Suzi's retiree worked unto 65. For example, a 65 year old with a 2M IRA, earning 7% would need to have at a minimum RMD withdraw of 95k per year. That alone fills up the desirable brackets.
Lets say they also have 8M in a taxable account, half in income focused REITs and half in a S&P500 index stock fund. The stocks pay roughly 2% ordinary dividend, not including any forced capital gains. Thats 4Mx2% or another 80k. If the REIT pays maybe 7%, so thats 4Mx7% or 280k more.
So RMDs and dividends have this guy already at 450+k in income, not counting SS, which gets added in too. Now I never personally said it is 30%, but thats also not a 15% bracket. AMT is still out there too. Plus, if they like the lights of LA, CA state tax!

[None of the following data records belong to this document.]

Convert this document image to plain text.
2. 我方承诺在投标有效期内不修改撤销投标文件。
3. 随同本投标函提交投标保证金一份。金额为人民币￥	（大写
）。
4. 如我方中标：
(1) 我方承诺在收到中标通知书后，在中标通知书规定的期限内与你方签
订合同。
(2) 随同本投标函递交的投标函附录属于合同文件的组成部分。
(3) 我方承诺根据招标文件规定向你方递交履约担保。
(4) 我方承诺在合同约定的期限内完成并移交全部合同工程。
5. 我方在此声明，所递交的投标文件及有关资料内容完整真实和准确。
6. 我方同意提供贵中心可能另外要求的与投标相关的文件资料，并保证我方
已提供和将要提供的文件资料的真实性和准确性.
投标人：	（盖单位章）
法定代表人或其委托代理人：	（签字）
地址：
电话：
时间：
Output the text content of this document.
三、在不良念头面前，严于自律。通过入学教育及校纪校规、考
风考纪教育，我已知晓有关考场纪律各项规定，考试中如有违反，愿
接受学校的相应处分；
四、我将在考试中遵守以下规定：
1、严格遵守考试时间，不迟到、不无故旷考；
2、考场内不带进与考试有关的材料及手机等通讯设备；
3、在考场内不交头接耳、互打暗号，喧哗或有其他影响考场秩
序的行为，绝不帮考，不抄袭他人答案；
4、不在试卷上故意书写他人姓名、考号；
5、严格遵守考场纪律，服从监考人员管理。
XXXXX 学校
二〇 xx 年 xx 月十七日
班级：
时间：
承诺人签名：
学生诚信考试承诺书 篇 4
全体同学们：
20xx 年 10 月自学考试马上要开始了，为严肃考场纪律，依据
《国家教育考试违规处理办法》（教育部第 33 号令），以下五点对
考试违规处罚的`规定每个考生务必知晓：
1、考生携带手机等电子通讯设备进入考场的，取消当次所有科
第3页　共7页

You might be suprised how taxes under her scenario add up. Sure there are ways to try to minimize the tax, but clever tax dodging schemes are scarcer than you might suspect these days. Many have been voided by the IRS or require accounting which limit options or introduce other headaches, so many just pay their tax. A vague statement that they should be able to avoid taxes is not a real thing.
PS, if you have specific plans other than the usual keep earned income low, max your cap gains and fill up ROTH options, Im all ears. In summary, we all agree that too much wealth can be sub optimal (from a tax perspective, certainly). Sol summarized it well.